Commentary / Evan Smith
By Evan Smith
ShorelineAreaNews Politics Writer
In my Election Day commentary about Washington’s being one of the few states that has taken the process of redrawing legislative and Congressional maps out of the hands of State legislatures, I mentioned the situation in which the 1981 Legislature drew the borders of the District that included Shoreline and Lake Forest Park across the County line to include the home of Mountlake Terrace Republican Bill Kiskaddon.
Former Democratic State Rep. Nancy Rust was right when she pointed out that Republicans, who then controlled the Legislature, were trying to protect then-Sen. Kiskaddon, who was well known in Shoreline because of his being active in the Richmond Beach Congregational Church, where his wife was then Church secretary.
Kiskaddon’s wife, Donna Kiskaddon, tells me that legislators made the move to protect Sen. Kiskaddon by putting him into what was then the 1st Legislative District, which then included Shoreline and Lake Forest Park, as well as areas of north Seattle. She says she thinks her husband had little to do with it.
Then-Sen. Donn Charnley, a Shoreline Democrat who lost his seat after the redistricting, recalls that he had a promise from the then-chairman of the committee working on the matter that he would be protected but that Republican committee chairman (and later Congressman) Jack Metcalf had to apologize because Kiskaddon had insisted that the precinct that included Kiskaddon’s home be brought into the new district, a district that otherwise, was in north King County.
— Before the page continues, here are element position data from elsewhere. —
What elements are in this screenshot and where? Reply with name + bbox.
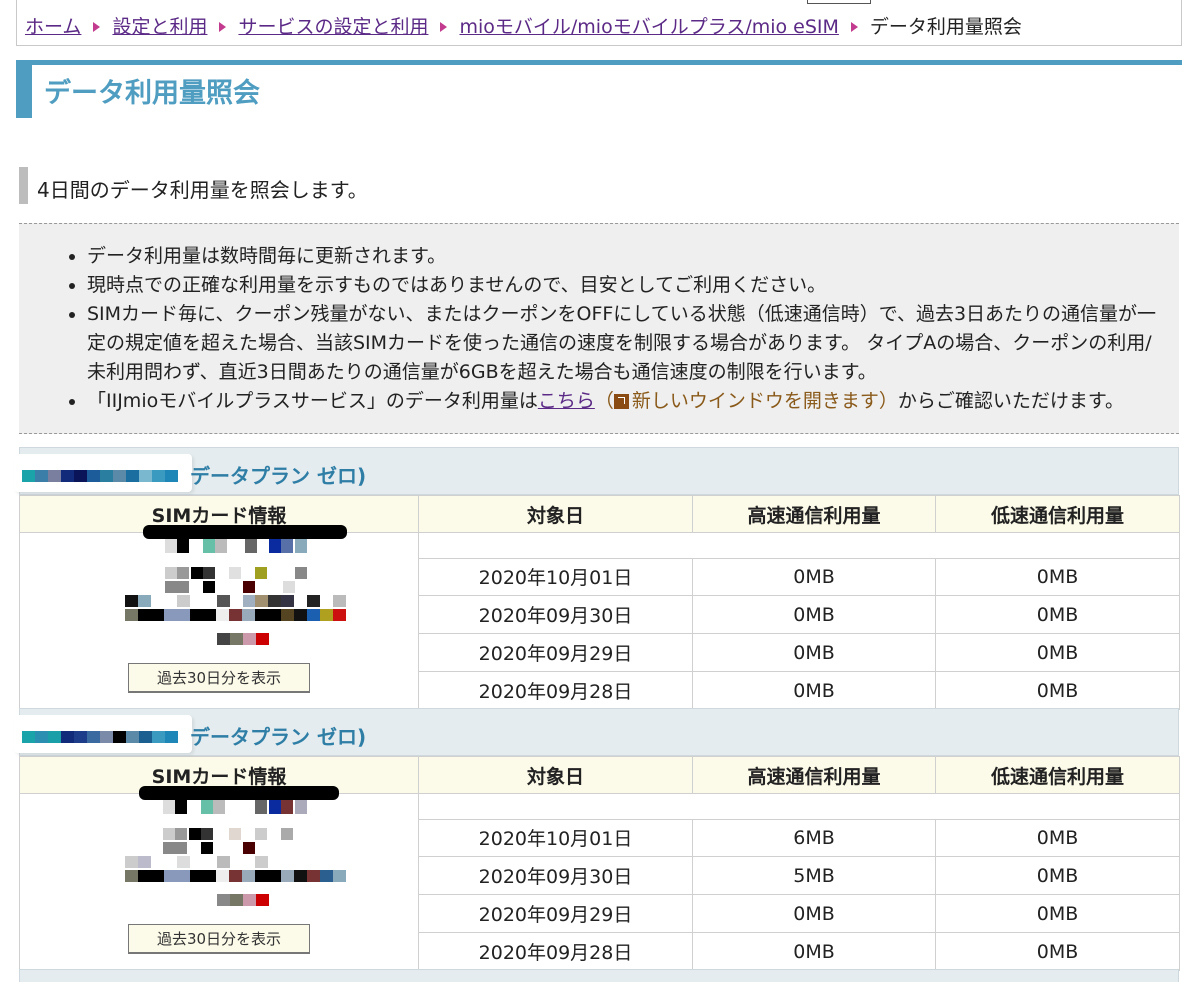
plan-header: データプラン ゼロ) xyxy=(14,708,1179,756)
new-window-note: （新しいウインドウを開きます） xyxy=(594,390,898,412)
breadcrumb: ホーム 設定と利用 サービスの設定と利用 mioモバイル/mioモバイルプラス/mio… xyxy=(25,12,1022,39)
note-item: データ利用量は数時間毎に更新されます。 xyxy=(87,242,1159,271)
plan-name: データプラン ゼロ) xyxy=(190,725,367,749)
usage-low: 0MB xyxy=(935,856,1180,896)
lead-section: 4日間のデータ利用量を照会します。 xyxy=(19,167,1169,204)
breadcrumb-separator-icon xyxy=(440,22,448,32)
usage-date: 2020年10月01日 xyxy=(418,818,693,858)
breadcrumb-separator-icon xyxy=(850,22,858,32)
usage-high: 0MB xyxy=(692,633,936,673)
lead-text: 4日間のデータ利用量を照会します。 xyxy=(37,178,368,202)
notes-box: データ利用量は数時間毎に更新されます。 現時点での正確な利用量を示すものではあり… xyxy=(19,223,1179,434)
show-30-days-button[interactable]: 過去30日分を表示 xyxy=(128,663,310,693)
usage-high: 6MB xyxy=(692,818,936,858)
note-link-suffix: からご確認いただけます。 xyxy=(897,390,1125,412)
header-date: 対象日 xyxy=(418,756,693,794)
usage-date: 2020年09月28日 xyxy=(418,671,693,710)
notes-list: データ利用量は数時間毎に更新されます。 現時点での正確な利用量を示すものではあり… xyxy=(19,224,1179,416)
breadcrumb-current: データ利用量照会 xyxy=(869,16,1022,38)
usage-date: 2020年10月01日 xyxy=(418,557,693,597)
usage-table: SIMカード情報 対象日 高速通信利用量 低速通信利用量 過去30日分を表示 2… xyxy=(19,756,1180,971)
usage-date: 2020年09月30日 xyxy=(418,856,693,896)
new-window-icon xyxy=(613,394,629,409)
plan-header: データプラン ゼロ) xyxy=(14,447,1179,495)
usage-low: 0MB xyxy=(935,595,1180,635)
show-30-days-button[interactable]: 過去30日分を表示 xyxy=(128,924,310,954)
breadcrumb-mio-mobile[interactable]: mioモバイル/mioモバイルプラス/mio eSIM xyxy=(459,16,838,38)
table-spacer-row xyxy=(418,532,1180,559)
plan-section: データプラン ゼロ) SIMカード情報 対象日 高速通信利用量 低速通信利用量 xyxy=(14,447,1180,710)
usage-high: 0MB xyxy=(692,671,936,710)
note-link-prefix: 「IIJmioモバイルプラスサービス」のデータ利用量は xyxy=(87,390,538,412)
new-window-text: 新しいウインドウを開きます xyxy=(631,390,879,412)
note-item-link: 「IIJmioモバイルプラスサービス」のデータ利用量はこちら（新しいウインドウを… xyxy=(87,387,1159,416)
mobile-plus-usage-link[interactable]: こちら xyxy=(538,390,595,412)
usage-low: 0MB xyxy=(935,894,1180,934)
header-low-speed: 低速通信利用量 xyxy=(935,756,1180,794)
table-row: 過去30日分を表示 xyxy=(19,786,1180,971)
usage-low: 0MB xyxy=(935,557,1180,597)
lead-accent-bar xyxy=(19,167,28,204)
breadcrumb-separator-icon xyxy=(219,22,227,32)
usage-date: 2020年09月29日 xyxy=(418,633,693,673)
redacted-sim-info xyxy=(105,525,347,653)
header-date: 対象日 xyxy=(418,495,693,533)
sim-info-cell: 過去30日分を表示 xyxy=(19,525,419,710)
usage-table: SIMカード情報 対象日 高速通信利用量 低速通信利用量 過去30日分を表示 2… xyxy=(19,495,1180,710)
header-high-speed: 高速通信利用量 xyxy=(692,756,936,794)
usage-low: 0MB xyxy=(935,818,1180,858)
breadcrumb-settings[interactable]: 設定と利用 xyxy=(112,16,207,38)
page-title: データ利用量照会 xyxy=(44,78,260,109)
header-low-speed: 低速通信利用量 xyxy=(935,495,1180,533)
table-spacer-row xyxy=(418,793,1180,820)
header-high-speed: 高速通信利用量 xyxy=(692,495,936,533)
usage-high: 0MB xyxy=(692,595,936,635)
usage-high: 0MB xyxy=(692,932,936,971)
usage-low: 0MB xyxy=(935,671,1180,710)
usage-date: 2020年09月29日 xyxy=(418,894,693,934)
plan-name: データプラン ゼロ) xyxy=(190,464,367,488)
usage-high: 5MB xyxy=(692,856,936,896)
redacted-sim-info xyxy=(105,786,346,914)
table-row: 過去30日分を表示 xyxy=(19,525,1180,710)
redacted-plan-id xyxy=(14,454,192,492)
plan-section: データプラン ゼロ) SIMカード情報 対象日 高速通信利用量 低速通信利用量 xyxy=(14,708,1180,971)
note-item: SIMカード毎に、クーポン残量がない、またはクーポンをOFFにしている状態（低速… xyxy=(87,300,1159,387)
breadcrumb-service-settings[interactable]: サービスの設定と利用 xyxy=(238,16,428,38)
breadcrumb-container: ホーム 設定と利用 サービスの設定と利用 mioモバイル/mioモバイルプラス/mio… xyxy=(16,0,1182,46)
next-plan-header-edge xyxy=(19,969,1179,982)
usage-high: 0MB xyxy=(692,894,936,934)
usage-high: 0MB xyxy=(692,557,936,597)
breadcrumb-home[interactable]: ホーム xyxy=(25,16,81,38)
breadcrumb-separator-icon xyxy=(93,22,101,32)
redacted-plan-id xyxy=(14,715,192,753)
note-item: 現時点での正確な利用量を示すものではありませんので、目安としてご利用ください。 xyxy=(87,271,1159,300)
header-tab-stub xyxy=(807,0,871,4)
usage-date: 2020年09月30日 xyxy=(418,595,693,635)
page-title-bar: データ利用量照会 xyxy=(16,60,1182,118)
sim-info-cell: 過去30日分を表示 xyxy=(19,786,419,971)
title-accent-block xyxy=(16,60,32,118)
usage-low: 0MB xyxy=(935,633,1180,673)
usage-date: 2020年09月28日 xyxy=(418,932,693,971)
title-top-line xyxy=(16,60,1182,65)
usage-low: 0MB xyxy=(935,932,1180,971)
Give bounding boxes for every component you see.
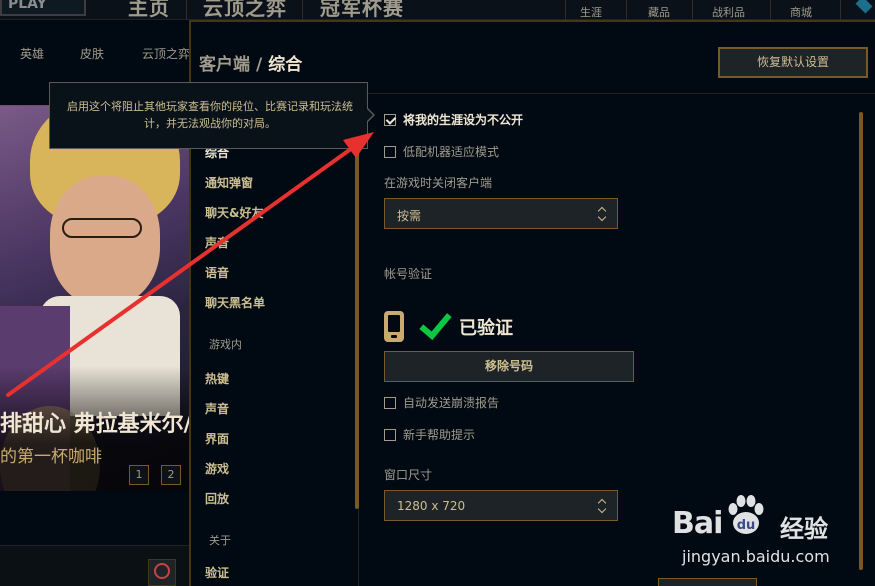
select-arrows-icon [598,206,608,222]
nav-tab-profile[interactable]: 生涯 [580,4,602,20]
champion-art-face [50,176,160,306]
watermark-url: jingyan.baidu.com [682,547,830,566]
private-career-option[interactable]: 将我的生涯设为不公开 [384,111,523,128]
window-size-value: 1280 x 720 [397,499,466,513]
nav-divider [840,0,841,20]
nav-divider [302,0,303,20]
sidebar-item-verification[interactable]: 验证 [205,564,229,581]
baidu-paw-logo: du [728,495,764,534]
subnav-tab-champions[interactable]: 英雄 [20,45,44,62]
nav-divider [626,0,627,20]
nav-tab-collection[interactable]: 藏品 [648,4,670,20]
verified-status: 已验证 [459,318,513,339]
tooltip-text: 启用这个将阻止其他玩家查看你的段位、比赛记录和玩法统计，并无法观战你的对局。 [67,100,353,130]
settings-sidebar: 综合 通知弹窗 聊天&好友 声音 语音 聊天黑名单 游戏内 热键 声音 界面 游… [191,94,359,586]
window-size-label: 窗口尺寸 [384,468,433,482]
newbie-tips-label: 新手帮助提示 [403,428,476,442]
banner-subtitle: 的第一杯咖啡 [0,447,102,467]
nav-divider [565,0,566,20]
sidebar-category-about: 关于 [209,534,231,547]
play-label: PLAY [8,0,47,12]
newbie-tips-option[interactable]: 新手帮助提示 [384,426,475,443]
sidebar-item-chat-friends[interactable]: 聊天&好友 [205,204,263,221]
clock-icon [154,563,170,579]
nav-tab-clash[interactable]: 冠军杯赛 [320,0,404,21]
sub-navigation: 英雄 皮肤 云顶之弈 [0,36,190,68]
sidebar-item-game-sound[interactable]: 声音 [205,400,229,417]
remove-number-button[interactable]: 移除号码 [384,351,634,382]
banner-page-1[interactable]: 1 [129,465,149,485]
close-client-select[interactable]: 按需 [384,198,618,229]
breadcrumb-separator: / [256,55,263,75]
currency-gem-icon[interactable] [855,0,873,14]
sidebar-item-chat-blocklist[interactable]: 聊天黑名单 [205,294,265,311]
private-career-checkbox[interactable] [384,113,396,126]
sidebar-item-voice[interactable]: 语音 [205,264,229,281]
sidebar-item-replays[interactable]: 回放 [205,490,229,507]
newbie-tips-checkbox[interactable] [384,428,396,441]
svg-text:du: du [737,518,756,533]
champion-art-glasses [62,218,142,238]
breadcrumb: 客户端 / 综合 [199,50,302,75]
restore-defaults-button[interactable]: 恢复默认设置 [718,47,868,78]
clock-button[interactable] [148,559,176,586]
low-spec-option[interactable]: 低配机器适应模式 [384,143,499,160]
low-spec-label: 低配机器适应模式 [403,145,500,159]
close-client-value: 按需 [397,209,422,223]
auto-crash-report-option[interactable]: 自动发送崩溃报告 [384,394,499,411]
nav-divider [186,0,187,20]
window-size-select[interactable]: 1280 x 720 [384,490,618,521]
sidebar-category-in-game: 游戏内 [209,338,242,351]
breadcrumb-parent: 客户端 [199,55,250,75]
checkmark-icon [417,312,451,340]
nav-tab-tft[interactable]: 云顶之弈 [203,0,287,21]
nav-divider [692,0,693,20]
nav-tab-home[interactable]: 主页 [128,0,170,21]
sidebar-item-hotkeys[interactable]: 热键 [205,370,229,387]
private-career-label: 将我的生涯设为不公开 [403,113,524,127]
watermark-brand-latin: Bai [672,506,723,541]
close-client-label: 在游戏时关闭客户端 [384,176,493,190]
subnav-tab-skins[interactable]: 皮肤 [80,45,104,62]
sidebar-item-sound[interactable]: 声音 [205,234,229,251]
sidebar-item-game[interactable]: 游戏 [205,460,229,477]
tooltip-caret-inner [367,109,373,121]
nav-tab-store[interactable]: 商城 [790,4,812,20]
banner-title: 排甜心 弗拉基米尔/ [0,412,190,437]
nav-divider [770,0,771,20]
subnav-tab-tft[interactable]: 云顶之弈 [142,45,190,62]
banner-page-2[interactable]: 2 [161,465,181,485]
hero-banner[interactable]: 排甜心 弗拉基米尔/ 的第一杯咖啡 [0,106,190,491]
auto-crash-report-label: 自动发送崩溃报告 [403,396,500,410]
private-career-tooltip: 启用这个将阻止其他玩家查看你的段位、比赛记录和玩法统计，并无法观战你的对局。 [49,82,368,149]
phone-icon [384,311,404,342]
content-scrollbar[interactable] [859,112,863,570]
breadcrumb-current: 综合 [268,55,303,75]
select-arrows-icon [598,498,608,514]
sidebar-item-interface[interactable]: 界面 [205,430,229,447]
account-verify-label: 帐号验证 [384,267,433,281]
bottom-button[interactable] [658,578,757,586]
auto-crash-report-checkbox[interactable] [384,396,396,409]
top-navigation-bar: PLAY 主页 云顶之弈 冠军杯赛 生涯 藏品 战利品 商城 [0,0,875,20]
watermark-brand-cn: 经验 [780,515,828,543]
play-button-logo[interactable]: PLAY [0,0,86,16]
sidebar-item-notifications[interactable]: 通知弹窗 [205,174,253,191]
nav-tab-loot[interactable]: 战利品 [712,4,745,20]
low-spec-checkbox[interactable] [384,145,396,158]
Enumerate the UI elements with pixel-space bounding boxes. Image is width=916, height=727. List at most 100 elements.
That was the last time that Washington’s Legislature did the decennial redistricting. As Rep. Rust points out, after Democrats took control following the 1982 election, both parties agreed to the League of Women Voters proposal for a bipartisan commission to draw legislative and Congressional district lines.
The 1991 redistricting and the 2001 redistricting were done by commissions made up of four people appointed by the leaders of the Democratic and Republican caucuses in both the State House and State Senate, a group that must agree on a nonpartisan chairman.
The LWV and other good-government groups have pushed such efforts in several other states but have been successful in only a few.
If the census shows that Washington will gain a tenth seat in the U.S. House of Representatives, the bipartisan commission will carve out the new district as well as redrawing other Congressional- and legislative-district lines.
Most states will see scenes like the one that Charley describes from 1981.
In the local district in the 1980s, Kiskaddon defeated Charnley in 1984 by a 52 percent to 48 percent margin, before losing to Democrat Patty Murray in 1988 by a 53-47 margin, making Kiskaddon the last Republican elected from this area.